Finding the Optimal Concurrency [From High Performance MySQL]
Every web server has an optimal concurrency—that is, an optimal number of concurrent
connections that will result in requests being processed as quickly as possible,
without overloading your systems. A little trial and error can be required to find this
“magic number,” but it’s worth the effort.
It’s common for a high-traffic web site to handle thousands of connections to the
web server at the same time. However, only a few of these connections need to be
actively processing requests. The others may be reading requests, handling file
uploads, spoon-feeding content, or simply awaiting further requests from the client.
As concurrency increases, there’s a point at which the server reaches its peak
throughput. After that, the throughput levels off and often starts to decrease. More
importantly, the response time (latency) starts to increase.
To see why, consider what happens when you have a single CPU and the server
receives 100 requests simultaneously. One second of CPU time is required to process
each request. Assuming a perfect operating system scheduler with no overhead,
and no context switching overhead, the requests will need a total of 100 CPU seconds
to complete.
What’s the best way to serve the requests? You can queue them one after another, or
you can run them in parallel and switch between them, giving each request equal time
before switching to the next. In both cases, the throughput is one request per second.

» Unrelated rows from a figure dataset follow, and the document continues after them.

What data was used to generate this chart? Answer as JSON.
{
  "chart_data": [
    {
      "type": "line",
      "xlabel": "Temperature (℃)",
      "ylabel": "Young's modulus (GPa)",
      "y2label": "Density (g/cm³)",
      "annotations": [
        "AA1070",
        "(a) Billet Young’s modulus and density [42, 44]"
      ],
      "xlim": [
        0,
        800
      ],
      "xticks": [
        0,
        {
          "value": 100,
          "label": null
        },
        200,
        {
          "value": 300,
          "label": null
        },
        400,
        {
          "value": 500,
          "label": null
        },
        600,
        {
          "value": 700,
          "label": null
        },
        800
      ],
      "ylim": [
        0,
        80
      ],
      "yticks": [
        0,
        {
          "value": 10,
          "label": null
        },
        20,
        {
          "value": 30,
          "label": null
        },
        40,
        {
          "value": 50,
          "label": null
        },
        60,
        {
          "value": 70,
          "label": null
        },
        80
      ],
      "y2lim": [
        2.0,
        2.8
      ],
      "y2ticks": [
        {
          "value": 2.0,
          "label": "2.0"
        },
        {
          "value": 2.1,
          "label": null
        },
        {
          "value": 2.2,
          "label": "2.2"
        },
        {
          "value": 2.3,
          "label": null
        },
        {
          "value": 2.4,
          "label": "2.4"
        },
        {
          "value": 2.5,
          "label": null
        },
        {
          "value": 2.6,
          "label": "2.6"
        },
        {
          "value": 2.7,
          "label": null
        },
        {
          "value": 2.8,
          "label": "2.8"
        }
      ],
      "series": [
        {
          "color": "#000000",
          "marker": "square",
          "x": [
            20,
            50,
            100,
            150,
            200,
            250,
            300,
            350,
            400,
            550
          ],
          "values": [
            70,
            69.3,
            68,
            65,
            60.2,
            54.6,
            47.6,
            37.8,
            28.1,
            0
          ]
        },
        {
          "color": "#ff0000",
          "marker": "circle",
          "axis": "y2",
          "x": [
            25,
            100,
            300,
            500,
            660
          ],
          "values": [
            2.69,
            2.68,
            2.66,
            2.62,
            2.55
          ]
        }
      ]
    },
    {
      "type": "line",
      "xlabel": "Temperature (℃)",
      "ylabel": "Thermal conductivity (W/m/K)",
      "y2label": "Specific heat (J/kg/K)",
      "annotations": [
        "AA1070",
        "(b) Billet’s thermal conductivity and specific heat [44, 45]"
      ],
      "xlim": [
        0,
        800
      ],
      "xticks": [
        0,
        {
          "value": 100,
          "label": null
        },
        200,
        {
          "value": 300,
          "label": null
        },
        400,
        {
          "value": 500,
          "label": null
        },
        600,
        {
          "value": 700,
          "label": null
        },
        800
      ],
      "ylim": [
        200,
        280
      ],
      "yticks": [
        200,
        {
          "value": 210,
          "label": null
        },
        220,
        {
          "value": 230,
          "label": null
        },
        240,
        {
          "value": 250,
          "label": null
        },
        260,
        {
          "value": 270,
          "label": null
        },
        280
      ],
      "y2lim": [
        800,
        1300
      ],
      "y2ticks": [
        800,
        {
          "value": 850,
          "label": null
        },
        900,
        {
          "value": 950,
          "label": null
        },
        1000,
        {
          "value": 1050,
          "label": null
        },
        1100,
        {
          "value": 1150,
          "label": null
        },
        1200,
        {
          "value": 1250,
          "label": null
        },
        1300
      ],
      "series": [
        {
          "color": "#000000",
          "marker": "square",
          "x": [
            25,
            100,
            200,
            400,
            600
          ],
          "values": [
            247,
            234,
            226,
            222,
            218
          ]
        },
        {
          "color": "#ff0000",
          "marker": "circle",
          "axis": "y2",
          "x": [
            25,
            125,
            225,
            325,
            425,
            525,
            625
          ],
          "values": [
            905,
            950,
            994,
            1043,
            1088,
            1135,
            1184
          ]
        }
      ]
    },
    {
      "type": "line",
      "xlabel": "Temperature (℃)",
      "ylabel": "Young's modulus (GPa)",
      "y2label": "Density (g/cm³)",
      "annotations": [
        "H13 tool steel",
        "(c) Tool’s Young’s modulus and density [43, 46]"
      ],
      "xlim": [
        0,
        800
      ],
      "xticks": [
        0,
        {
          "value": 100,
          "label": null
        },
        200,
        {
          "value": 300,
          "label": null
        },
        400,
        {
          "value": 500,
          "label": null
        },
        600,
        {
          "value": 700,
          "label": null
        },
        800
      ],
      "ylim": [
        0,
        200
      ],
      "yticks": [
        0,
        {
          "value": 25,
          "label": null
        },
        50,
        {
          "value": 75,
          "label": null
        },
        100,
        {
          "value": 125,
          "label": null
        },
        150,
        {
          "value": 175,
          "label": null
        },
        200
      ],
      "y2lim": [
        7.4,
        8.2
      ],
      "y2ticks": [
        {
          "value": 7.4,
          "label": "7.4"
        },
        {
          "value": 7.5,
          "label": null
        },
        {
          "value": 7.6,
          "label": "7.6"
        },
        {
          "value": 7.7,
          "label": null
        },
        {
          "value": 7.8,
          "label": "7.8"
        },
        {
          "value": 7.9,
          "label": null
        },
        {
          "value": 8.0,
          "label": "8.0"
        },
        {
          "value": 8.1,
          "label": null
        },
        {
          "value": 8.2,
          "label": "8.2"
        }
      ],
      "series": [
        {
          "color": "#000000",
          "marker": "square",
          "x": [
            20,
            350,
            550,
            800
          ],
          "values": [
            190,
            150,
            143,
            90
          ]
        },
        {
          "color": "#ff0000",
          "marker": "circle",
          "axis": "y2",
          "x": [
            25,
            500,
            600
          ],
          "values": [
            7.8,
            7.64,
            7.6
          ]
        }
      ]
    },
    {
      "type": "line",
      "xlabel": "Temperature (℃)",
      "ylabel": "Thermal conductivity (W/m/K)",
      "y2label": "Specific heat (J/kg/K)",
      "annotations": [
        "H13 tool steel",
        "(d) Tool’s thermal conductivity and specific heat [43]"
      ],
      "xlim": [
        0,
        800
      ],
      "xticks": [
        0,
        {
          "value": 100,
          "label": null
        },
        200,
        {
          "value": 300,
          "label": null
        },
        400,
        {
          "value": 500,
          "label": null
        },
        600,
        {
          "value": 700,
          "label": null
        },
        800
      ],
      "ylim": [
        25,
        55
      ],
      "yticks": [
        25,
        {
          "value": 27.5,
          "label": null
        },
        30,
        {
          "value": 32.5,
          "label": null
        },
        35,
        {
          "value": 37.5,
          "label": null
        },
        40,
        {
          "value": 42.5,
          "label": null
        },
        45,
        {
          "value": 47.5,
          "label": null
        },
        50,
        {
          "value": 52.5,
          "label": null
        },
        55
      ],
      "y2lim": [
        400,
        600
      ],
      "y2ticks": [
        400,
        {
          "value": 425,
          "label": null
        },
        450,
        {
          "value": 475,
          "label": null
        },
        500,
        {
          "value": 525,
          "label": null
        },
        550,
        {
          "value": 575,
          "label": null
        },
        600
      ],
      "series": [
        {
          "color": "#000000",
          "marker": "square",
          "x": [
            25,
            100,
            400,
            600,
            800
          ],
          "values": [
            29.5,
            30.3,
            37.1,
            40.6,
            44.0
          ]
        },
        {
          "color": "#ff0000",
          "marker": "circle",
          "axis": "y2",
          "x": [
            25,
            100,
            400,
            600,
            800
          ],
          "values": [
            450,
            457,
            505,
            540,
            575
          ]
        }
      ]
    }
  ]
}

However, the average latency is 50 seconds if they’re queued (concurrency = 1), and
100 seconds if they’re run in parallel (concurrency = 100). In practice, the average
latency would be even higher for parallel execution, because of the switching cost.
[Ideally]For a CPU-bound workload, the optimal concurrency is equal to the number of
CPUs (or CPU cores).
[Normally]However, processes are not always runnable, because they
make blocking calls such as I/O, database queries, and network requests. Therefore,
the optimal concurrency is usually higher than the number of CPUs. [That's why we are able to add more threads to handle concurrent requests]
You can estimate the optimal concurrency, but it requires accurate profiling.
[Conclusion:]It’s usually easier to experiment with different concurrency values and see what gives the
peak throughput without degrading response time.